A new study offers evidence that simple and inexpensive changes to existing courses can help students learn more effectively.
The study from Rice University and Duke University found that making a few changes to homework assignments in an upper-level undergraduate engineering course at Rice led to improved scores on exams. The study appears this week in the journal Educational Psychology Review.
The findings by a team from Rice’s Center for Digital Learning and Scholarship and Duke’s Department of Psychology and Neuroscience demonstrate how technology and cognitive science can be combined to develop inexpensive but effective educational changes that required no changes to course curriculum.
“Based on laboratory studies, we know a lot about how people learn,” said lead author Andrew Butler, a postdoctoral researcher at Duke. “To test how well some of those cognitive science principles worked in a classroom, we made subtle changes to standard homework practice.”
“The results exceeded everyone’s expectations,” said Rice co-author Richard Baraniuk, the instructor of the upper-level “signals and systems” engineering course where the experiment took place. “These simple changes produced a larger effect than the average improvement for classroom interventions that require a complete overhaul of curricula and/or teaching methods.”
In the study, students switched back and forth from week to week between two different styles of homework. One style, which followed the standard practice that Baraniuk has used for years, consisted of one homework assignment per week, which was graded and returned the following week. The second style, which was called the “intervention,” incorporated three principles from cognitive science that have been shown to promote learning and increase long-term retention.
The principles were implemented in the following way:
1. Repeated retrieval practice – In addition to receiving the standard homework assignment, students were given follow-up problems on the same topic in two additional assignments that counted only toward their course participation grade.
2. Spacing — Rather than giving all the problem sets for a week’s lectures in one assignment, the researchers spaced the problems over three weeks of assignments.
3. Feedback — Rather than waiting one week to learn how they did, students received immediate feedback on intervention homework, and they were required to view the feedback to get credit for the assignment.
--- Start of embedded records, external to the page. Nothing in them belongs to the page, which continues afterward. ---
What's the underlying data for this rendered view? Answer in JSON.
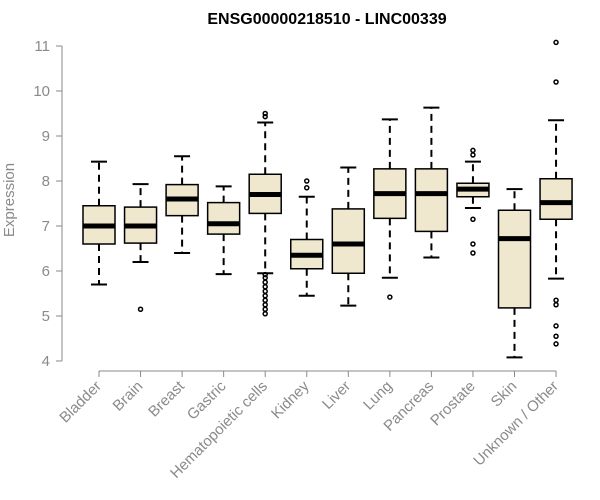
{
  "chart_data": {
    "type": "box",
    "title": "ENSG00000218510 - LINC00339",
    "xlabel": "",
    "ylabel": "Expression",
    "ylim": [
      4,
      11
    ],
    "yticks": [
      "4",
      "5",
      "6",
      "7",
      "8",
      "9",
      "10",
      "11"
    ],
    "grid": false,
    "colors": {
      "box_fill": "#efe8cf",
      "stroke": "#000000",
      "axis": "#8a8a8a"
    },
    "categories": [
      "Bladder",
      "Brain",
      "Breast",
      "Gastric",
      "Hematopoietic cells",
      "Kidney",
      "Liver",
      "Lung",
      "Pancreas",
      "Prostate",
      "Skin",
      "Unknown / Other"
    ],
    "boxes": [
      {
        "min": 5.7,
        "q1": 6.6,
        "median": 7.0,
        "q3": 7.45,
        "max": 8.43,
        "outliers": []
      },
      {
        "min": 6.2,
        "q1": 6.62,
        "median": 7.0,
        "q3": 7.42,
        "max": 7.93,
        "outliers": [
          5.15
        ]
      },
      {
        "min": 6.4,
        "q1": 7.23,
        "median": 7.6,
        "q3": 7.92,
        "max": 8.55,
        "outliers": []
      },
      {
        "min": 5.93,
        "q1": 6.82,
        "median": 7.05,
        "q3": 7.52,
        "max": 7.88,
        "outliers": []
      },
      {
        "min": 5.95,
        "q1": 7.28,
        "median": 7.7,
        "q3": 8.15,
        "max": 9.3,
        "outliers": [
          9.5,
          9.43,
          5.92,
          5.85,
          5.75,
          5.65,
          5.55,
          5.45,
          5.35,
          5.25,
          5.15,
          5.05
        ]
      },
      {
        "min": 5.45,
        "q1": 6.05,
        "median": 6.35,
        "q3": 6.7,
        "max": 7.65,
        "outliers": [
          8.0,
          7.85
        ]
      },
      {
        "min": 5.23,
        "q1": 5.95,
        "median": 6.6,
        "q3": 7.38,
        "max": 8.3,
        "outliers": []
      },
      {
        "min": 5.85,
        "q1": 7.17,
        "median": 7.72,
        "q3": 8.27,
        "max": 9.37,
        "outliers": [
          5.42
        ]
      },
      {
        "min": 6.3,
        "q1": 6.88,
        "median": 7.72,
        "q3": 8.27,
        "max": 9.63,
        "outliers": []
      },
      {
        "min": 7.4,
        "q1": 7.65,
        "median": 7.82,
        "q3": 7.95,
        "max": 8.43,
        "outliers": [
          8.68,
          8.58,
          7.15,
          6.6,
          6.4
        ]
      },
      {
        "min": 4.08,
        "q1": 5.18,
        "median": 6.72,
        "q3": 7.35,
        "max": 7.82,
        "outliers": []
      },
      {
        "min": 5.83,
        "q1": 7.15,
        "median": 7.52,
        "q3": 8.05,
        "max": 9.35,
        "outliers": [
          11.08,
          10.2,
          5.35,
          5.25,
          4.78,
          4.55,
          4.38
        ]
      }
    ]
  }
}
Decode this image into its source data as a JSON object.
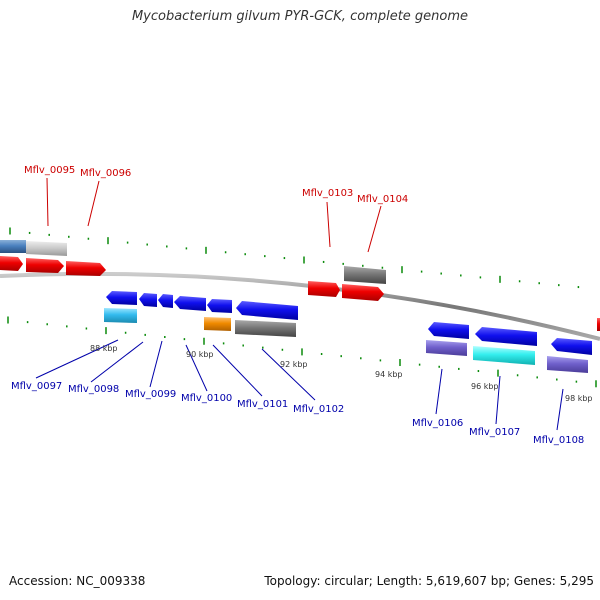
{
  "title": "Mycobacterium gilvum PYR-GCK, complete genome",
  "footer": {
    "accession": "Accession: NC_009338",
    "summary": "Topology: circular; Length: 5,619,607 bp; Genes: 5,295"
  },
  "kbp_marks": [
    "88 kbp",
    "90 kbp",
    "92 kbp",
    "94 kbp",
    "96 kbp",
    "98 kbp"
  ],
  "gene_labels": {
    "top": [
      "Mflv_0095",
      "Mflv_0096",
      "Mflv_0103",
      "Mflv_0104"
    ],
    "bottom": [
      "Mflv_0097",
      "Mflv_0098",
      "Mflv_0099",
      "Mflv_0100",
      "Mflv_0101",
      "Mflv_0102",
      "Mflv_0106",
      "Mflv_0107",
      "Mflv_0108"
    ]
  },
  "colors": {
    "forward_label": "#cc0000",
    "reverse_label": "#0000aa",
    "forward_gene": "#ee0000",
    "reverse_gene": "#1010ee",
    "backbone": "#888888",
    "tick": "#0a8a0a"
  }
}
“Giving students multiple opportunities to practice retrieving and applying their knowledge on new problems is a very powerful way to promote learning, especially when this practice is spaced out over time,” said study co-author Elizabeth Marsh, associate professor of psychology and neuroscience at Duke. “Feedback also is critical to learning, and previous studies have shown that students will often skip looking at feedback.”
To alleviate any concerns that individual differences in ability might skew the study results, the researchers split the class into two groups and assigned each group standard homework and intervention homework during alternating weeks; in any given week, half of the students were assigned to the intervention and half to the standard practice homework.
The course covered 11 broad topics and approximately five core concepts per topic. Questions on the midterm and final exams covered specific concepts and topics, so by comparing how the two groups fared on those questions, the research team could compare whether students learned more doing one style of homework or the other. The research showed that students scored about 7 percent higher on the portions of the final exams that were taught with the intervention.
“In any experiment, it’s important to try to minimize the random sources of variance that might undermine the ability to detect whether an intervention had a significant effect,” said Baraniuk, the Victor E. Cameron Professor of Engineering in the Department of Electrical and Computer Engineering and director of Rice’s RDLS. “In signal processing, we refer to this as ‘noise,’ and classrooms are inherently ‘noisy’ because each student will engage with the material in many different ways.
“Besides homework assignments, students can also learn from lectures, do extra reading, go to review sessions and the like,” he said. “In general, the ‘noise’ created by all this outside learning would be expected to reduce or eliminate the kind of positive effects that we measured, so it’s noteworthy that we did not control for noise and still saw a significant effect.”
The study showed that the combination of repeated retrieval practice, spacing and immediate, required feedback had a powerful effect on student learning of complex engineering material.
Marsh said further research is needed to determine whether the results are broadly applicable across disciplines and grade levels, but the researchers made a conscious effort to design the study using broadly applicable methods.
“We aimed for changes that could easily be applied across disciplines and grade levels with minimal cost and disruption,” she said.
The software used in the test was developed in Baraniuk’s lab and is an academic research tool that has many of the same features as powerful learning aids that are currently on the market. These tools, which are sometimes called “digital tutors,” can be used as study aids or as platforms for administering homework and tests. In addition to collecting metrics that instructors can use to evaluate individual students or entire course sections, the most sophisticated tutors are “intelligent” in that they learn about each student and tailor instruction for each individual.
“We could have implemented these same principles in the classroom without technology, but the digital tutor made it much easier,” Butler said. “Moreover, technology has the potential to implement these principles in a more powerful way by providing personalized instruction to each student.”